The growth of a national spirit in India under our self-appointed guardianship, while giving us just pride in the nobility of our achievement, may yield us the yet nobler crown of humility when we behold in its maturity the developed genius of our foster-children.
Mr Theodore Morison, writing on Imperial Rule in India, sought authority for his proposed suppression of all newspapers but a subsidized government organ in "the policy which has done so much for the progress of Mexico," and remarked, "It is apparently necessary for English politicians to behold a country given up to anarchy before they can realize that popular institutions make for the disruption of a nation which is not yet compact and unified."
The recent happenings in his chosen instance incline me to say that even Mr Morison himself would now, doubtless, admit that such despotic methods only produce an apparent and temporary calm and are certain sooner or later to break down, together with the government that enforced them.
The influence of the Press is only beginning to help the creation of a national spirit. Newspapers are naturally more likely to fan the red embers of latent animosities than to attack the infinitely more difficult and less lucrative task of sound patriotic afforestation to make a permanent fuel supply to those fires of national aspiration, which as yet have little more hold than a handful of crackling thorns.
It is as erroneous to assume that local press opposition to any particular measure of government is the sign of an united national feeling as to pretend that an united national feeling can only be created by agitation against the British rule.
The fact that there is not yet a national sympathy in India strong enough to overrule the enmity of religions or the rivalry of races, is the best of all arguments for cherishing its growth by every means in our power. National feeling must first be associated with territorial boundaries and many many will be the years to come ere the Mohammedan will lie down with the Hindoo and a little Parsee shall lead them to the sound of Sikh flutes and Christian tabors!
Mr Theodore Morison contends that all men east of Suez think themselves the slaves and chattels of the man God has set above them for their king,[[1]] but in whatever way they regard their relation to their rulers we, at least, may no longer regard them as slaves and chattels; rather must we think of them as wards for whom we have become responsible through the actions of our grandfathers—wards whom we have not only recognized as family relations but have trained in our own business and given just so much knowledge of our methods as to make them capable of being invaluable to our rivals though not as yet in any way competent to exercise independent authority.
[[1]] "East of Suez ... there lies upon the eyes and foreheads of all men a law which is not found in the European Decalogue; and this law runs: 'Thou shalt honour and worship the man whom God shall set above thee for thy king; if he cherish thee thou shalt love him; and if he plunder and oppress thee thou shalt still love him, for thou art his slave and his chattel.'" Imperial Rule in India (Page 43). Theodore Morison.
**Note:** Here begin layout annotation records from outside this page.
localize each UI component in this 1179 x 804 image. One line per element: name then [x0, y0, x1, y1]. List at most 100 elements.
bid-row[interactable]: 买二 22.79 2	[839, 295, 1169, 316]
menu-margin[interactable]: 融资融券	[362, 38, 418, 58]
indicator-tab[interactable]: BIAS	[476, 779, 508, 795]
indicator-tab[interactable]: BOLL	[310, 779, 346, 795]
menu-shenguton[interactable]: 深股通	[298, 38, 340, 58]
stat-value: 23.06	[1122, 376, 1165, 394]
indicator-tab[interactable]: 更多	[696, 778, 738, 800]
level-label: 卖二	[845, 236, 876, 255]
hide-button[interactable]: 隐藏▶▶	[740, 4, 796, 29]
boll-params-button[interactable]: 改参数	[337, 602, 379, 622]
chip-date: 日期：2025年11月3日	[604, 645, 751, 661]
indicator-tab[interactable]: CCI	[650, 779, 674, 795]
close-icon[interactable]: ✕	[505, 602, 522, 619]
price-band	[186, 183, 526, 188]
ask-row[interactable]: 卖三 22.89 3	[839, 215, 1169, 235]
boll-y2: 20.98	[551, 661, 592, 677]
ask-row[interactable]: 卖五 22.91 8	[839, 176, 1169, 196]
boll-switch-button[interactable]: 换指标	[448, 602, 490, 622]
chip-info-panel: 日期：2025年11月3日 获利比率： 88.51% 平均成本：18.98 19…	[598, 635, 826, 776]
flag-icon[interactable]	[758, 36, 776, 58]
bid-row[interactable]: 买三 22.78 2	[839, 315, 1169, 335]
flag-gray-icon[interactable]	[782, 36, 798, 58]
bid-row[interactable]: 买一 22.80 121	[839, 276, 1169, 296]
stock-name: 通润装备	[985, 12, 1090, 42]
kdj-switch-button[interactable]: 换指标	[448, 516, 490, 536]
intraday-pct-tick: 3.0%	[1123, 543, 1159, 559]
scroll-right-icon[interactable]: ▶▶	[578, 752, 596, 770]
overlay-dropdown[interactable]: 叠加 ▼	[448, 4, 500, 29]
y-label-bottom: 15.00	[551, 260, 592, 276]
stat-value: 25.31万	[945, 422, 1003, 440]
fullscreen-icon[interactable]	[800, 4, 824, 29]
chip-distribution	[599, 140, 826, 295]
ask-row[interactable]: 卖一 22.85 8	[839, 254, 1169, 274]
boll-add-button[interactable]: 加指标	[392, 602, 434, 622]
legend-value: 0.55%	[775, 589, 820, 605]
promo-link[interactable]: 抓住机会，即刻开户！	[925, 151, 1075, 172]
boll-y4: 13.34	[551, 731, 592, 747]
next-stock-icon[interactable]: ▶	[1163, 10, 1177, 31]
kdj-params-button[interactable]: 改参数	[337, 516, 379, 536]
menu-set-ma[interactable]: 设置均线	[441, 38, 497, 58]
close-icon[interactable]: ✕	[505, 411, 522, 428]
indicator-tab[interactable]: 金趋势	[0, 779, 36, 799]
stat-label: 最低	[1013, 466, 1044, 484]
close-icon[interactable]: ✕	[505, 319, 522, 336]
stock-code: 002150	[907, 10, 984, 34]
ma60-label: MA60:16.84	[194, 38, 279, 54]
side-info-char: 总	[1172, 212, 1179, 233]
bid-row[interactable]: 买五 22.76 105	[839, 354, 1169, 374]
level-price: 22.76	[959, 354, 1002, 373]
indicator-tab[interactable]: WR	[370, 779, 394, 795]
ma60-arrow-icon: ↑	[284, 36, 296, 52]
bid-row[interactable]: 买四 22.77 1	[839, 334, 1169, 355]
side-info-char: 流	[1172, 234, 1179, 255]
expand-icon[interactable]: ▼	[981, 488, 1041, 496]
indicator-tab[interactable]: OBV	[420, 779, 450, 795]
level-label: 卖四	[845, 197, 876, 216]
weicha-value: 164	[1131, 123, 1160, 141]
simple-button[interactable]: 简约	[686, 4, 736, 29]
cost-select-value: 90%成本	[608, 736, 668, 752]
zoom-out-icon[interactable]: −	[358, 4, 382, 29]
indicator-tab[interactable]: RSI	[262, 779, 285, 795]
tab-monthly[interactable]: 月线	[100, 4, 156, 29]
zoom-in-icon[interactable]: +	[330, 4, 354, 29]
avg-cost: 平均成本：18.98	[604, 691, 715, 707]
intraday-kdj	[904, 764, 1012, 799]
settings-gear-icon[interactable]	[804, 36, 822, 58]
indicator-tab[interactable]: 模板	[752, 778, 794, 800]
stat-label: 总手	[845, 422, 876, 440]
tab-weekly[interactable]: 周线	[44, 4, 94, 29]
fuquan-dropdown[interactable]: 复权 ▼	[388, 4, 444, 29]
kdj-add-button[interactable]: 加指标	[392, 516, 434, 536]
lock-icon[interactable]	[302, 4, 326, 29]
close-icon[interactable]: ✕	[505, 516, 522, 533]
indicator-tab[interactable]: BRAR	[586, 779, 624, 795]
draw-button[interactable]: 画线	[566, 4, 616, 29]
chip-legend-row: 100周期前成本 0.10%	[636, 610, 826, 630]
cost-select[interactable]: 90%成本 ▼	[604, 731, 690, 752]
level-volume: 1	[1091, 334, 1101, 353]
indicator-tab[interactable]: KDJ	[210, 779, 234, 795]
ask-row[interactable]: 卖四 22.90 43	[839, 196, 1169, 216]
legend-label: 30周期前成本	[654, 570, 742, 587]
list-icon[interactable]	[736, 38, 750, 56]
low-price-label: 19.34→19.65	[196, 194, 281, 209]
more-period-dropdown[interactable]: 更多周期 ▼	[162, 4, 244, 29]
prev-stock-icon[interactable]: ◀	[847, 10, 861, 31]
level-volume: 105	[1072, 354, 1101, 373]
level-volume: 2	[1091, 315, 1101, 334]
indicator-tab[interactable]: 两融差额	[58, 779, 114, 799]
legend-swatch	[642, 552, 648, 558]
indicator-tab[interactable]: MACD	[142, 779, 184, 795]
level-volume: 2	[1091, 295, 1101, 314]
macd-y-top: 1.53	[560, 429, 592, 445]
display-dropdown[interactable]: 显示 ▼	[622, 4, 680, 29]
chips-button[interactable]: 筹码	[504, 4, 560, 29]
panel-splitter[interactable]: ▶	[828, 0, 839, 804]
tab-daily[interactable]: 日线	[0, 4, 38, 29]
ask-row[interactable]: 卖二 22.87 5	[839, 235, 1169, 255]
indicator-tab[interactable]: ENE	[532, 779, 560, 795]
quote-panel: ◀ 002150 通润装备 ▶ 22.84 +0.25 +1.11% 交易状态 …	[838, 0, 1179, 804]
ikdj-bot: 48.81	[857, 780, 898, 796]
There must come a time when the people of every habitable part of the world will have tried the system of government by majority of elected representatives. Even in the case of a nation like China, which has at present no desire among its proportionally small class of educated minds for such a form of rule, the popular longing for enfranchisement will arise, and sooner or later a representative form of government will be established. The obviously possible oppression and tyranny of democratic rule are dangers which no people as a whole will learn except by their own experience. The stirring spirit of life that brings man self-reliance will make him claim his share in the ordering of his own country sooner or later but in any case sooner than he has been able to learn that a measure is liberal or tyrannous, not according to the type of government that imposes it but according to the degree of liberty it secures to, or takes away from, the individuals it affects.